Open cbuescher opened 5 years ago
Pinging @elastic/es-search
As a simple recreation, consider this example:
PUT test_index
{
"mappings": {
"properties": {
"name": {
"type": "keyword"
},
"name_completion": {
"type": "completion",
"analyzer": "my_analyzer"
}
}
},
"settings": {
"index": {
"number_of_shards": "2",
"analysis": {
"filter": {
"my_synonym": {
"type": "synonym",
"synonyms": [
"meyer => meyer, m",
"mueller => mueller, m",
"mann => mann, m",
"meier => meier, m",
"murnau => murnau, m",
"munch => munch, m",
"myerz = myerz, m",
"mohn => mohn, m",
"mahler => mahler, m"
]
}
},
"analyzer": {
"my_analyzer": {
"filter": [
"my_synonym"
],
"tokenizer": "whitespace"
}
}
}
}
}
}
PUT /_bulk
{ "index" : { "_index" : "test_index", "_id" : "1" } }
{"name": "anna meyer", "name_completion": {"input": "anna meyer", "weight": 1}}
{ "index" : { "_index" : "test_index", "_id" : "2" } }
{"name": "anna mueller", "name_completion": {"input": "anna mueller", "weight": 2}}
{ "index" : { "_index" : "test_index", "_id" : "3" } }
{"name": "anna mann", "name_completion": {"input": "anna mann", "weight": 3}}
{ "index" : { "_index" : "test_index", "_id" : "4" } }
{"name": "anna murnau", "name_completion": {"input": "anna murnau", "weight": 4}}
{ "index" : { "_index" : "test_index", "_id" : "5" } }
{"name": "anna munch", "name_completion": {"input": "anna munch", "weight": 5}}
{ "index" : { "_index" : "test_index", "_id" : "6" } }
{"name": "anna myerz", "name_completion": {"input": "anna myerz", "weight": 6}}
{ "index" : { "_index" : "test_index", "_id" : "7" } }
{"name": "anna mohn", "name_completion": {"input": "anna mohn", "weight": 7}}
{ "index" : { "_index" : "test_index", "_id" : "8" } }
{"name": "anna mahler", "name_completion": {"input": "anna mahler", "weight": 8}}
{ "index" : { "_index" : "test_index", "_id" : "9" } }
{"name": "anna meier", "name_completion": {"input": "anna meier", "weight": 9}}
On at least 7.3 , getting the top 5 suggestions for "anna":
POST /test_index/_search
{
"suggest": {
"test-suggest" : {
"prefix" : "anna",
"completion" : {
"field" : "name_completion",
"size": 5
}
}
}
}
returns the following five suggestions for _id
9, 8, 7, 6, 4 in decending order of weights. However there is doc 5 with weight 5 which should appear before doc 4. Increasing the "size" to 10 returns document ids 9 to 2 in correct order, but is still missing doc 1, which again only appears when querying for more than 12 suggestions.

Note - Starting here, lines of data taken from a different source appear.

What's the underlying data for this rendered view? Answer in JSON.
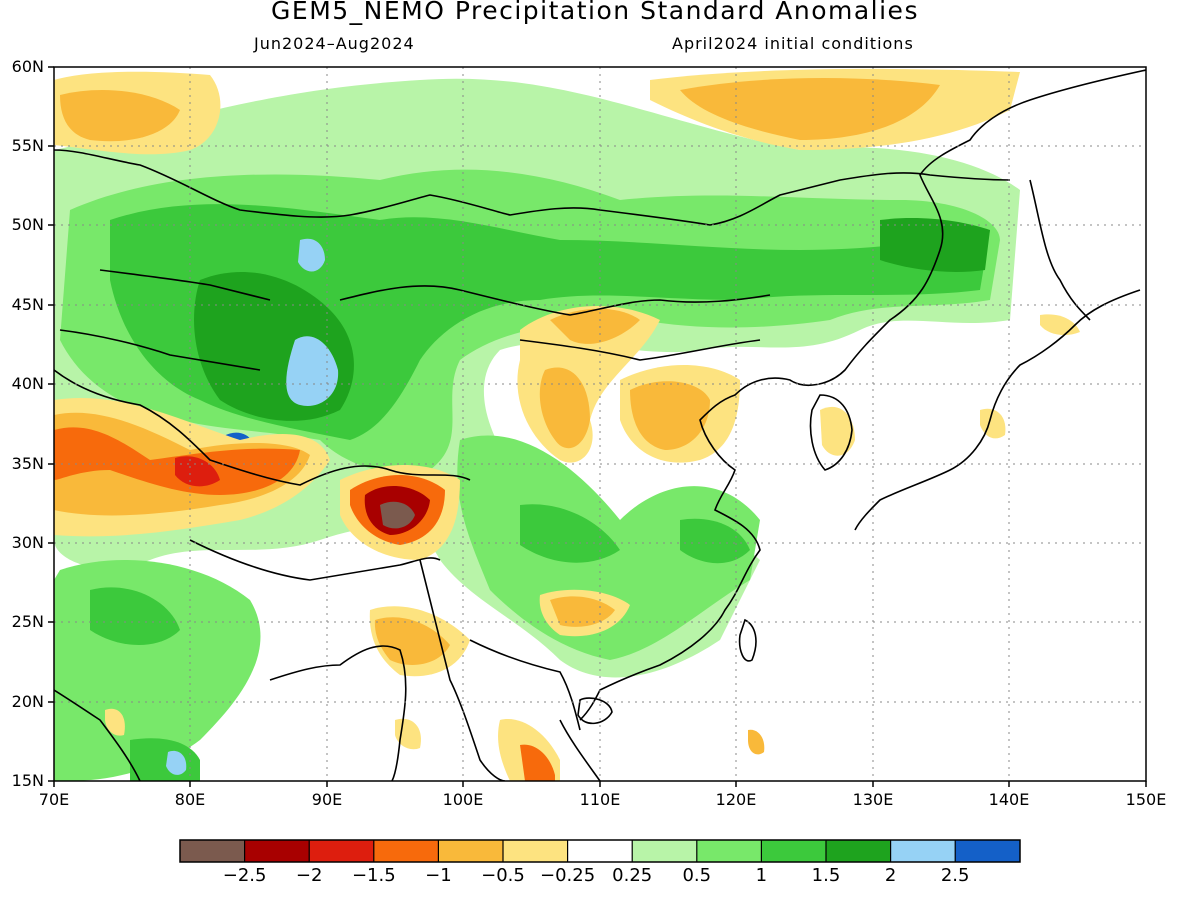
{
  "header": {
    "title": "GEM5_NEMO Precipitation Standard Anomalies",
    "period": "Jun2024–Aug2024",
    "init": "April2024 initial conditions"
  },
  "map": {
    "lat_labels": [
      "60N",
      "55N",
      "50N",
      "45N",
      "40N",
      "35N",
      "30N",
      "25N",
      "20N",
      "15N"
    ],
    "lon_labels": [
      "70E",
      "80E",
      "90E",
      "100E",
      "110E",
      "120E",
      "130E",
      "140E",
      "150E"
    ],
    "lat_range": [
      15,
      60
    ],
    "lon_range": [
      70,
      150
    ],
    "grid": "dotted"
  },
  "colorbar": {
    "colors": [
      "#7b5a4e",
      "#a80000",
      "#dd1e0e",
      "#f76a0c",
      "#f9b93a",
      "#fde380",
      "#ffffff",
      "#b8f4a8",
      "#78e86a",
      "#3cc93c",
      "#1ea31e",
      "#96d2f5",
      "#1460c8"
    ],
    "labels": [
      "−2.5",
      "−2",
      "−1.5",
      "−1",
      "−0.5",
      "−0.25",
      "0.25",
      "0.5",
      "1",
      "1.5",
      "2",
      "2.5"
    ]
  }
}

I opened https://github.com/apache/lucene-solr/pull/913 to fix some of the underlying issues in Lucene. We'd also need to change our own TopSuggestGroupDocsCollector#collect
method to correctly signal document rejections after that change.
Hi team, can we have this fix backported to 6.x (e.g. 6.8)?
Pinging @elastic/es-search (Team:Search)
Pinging @elastic/es-search-relevance (Team:Search Relevance)
It was observed that when restricting completion suggestions to a certain size n, the top suggestions returned can miss out on certain suggestions that otherwise appear in the top n results when querying for a larger return window (by increasing size). This was particularly observed when there was more than one shard and and the analyzer on the suggest field produced multiple token in the same location. This can lead to multiple paths in the Lucene suggester datastructure leading to the same doc id.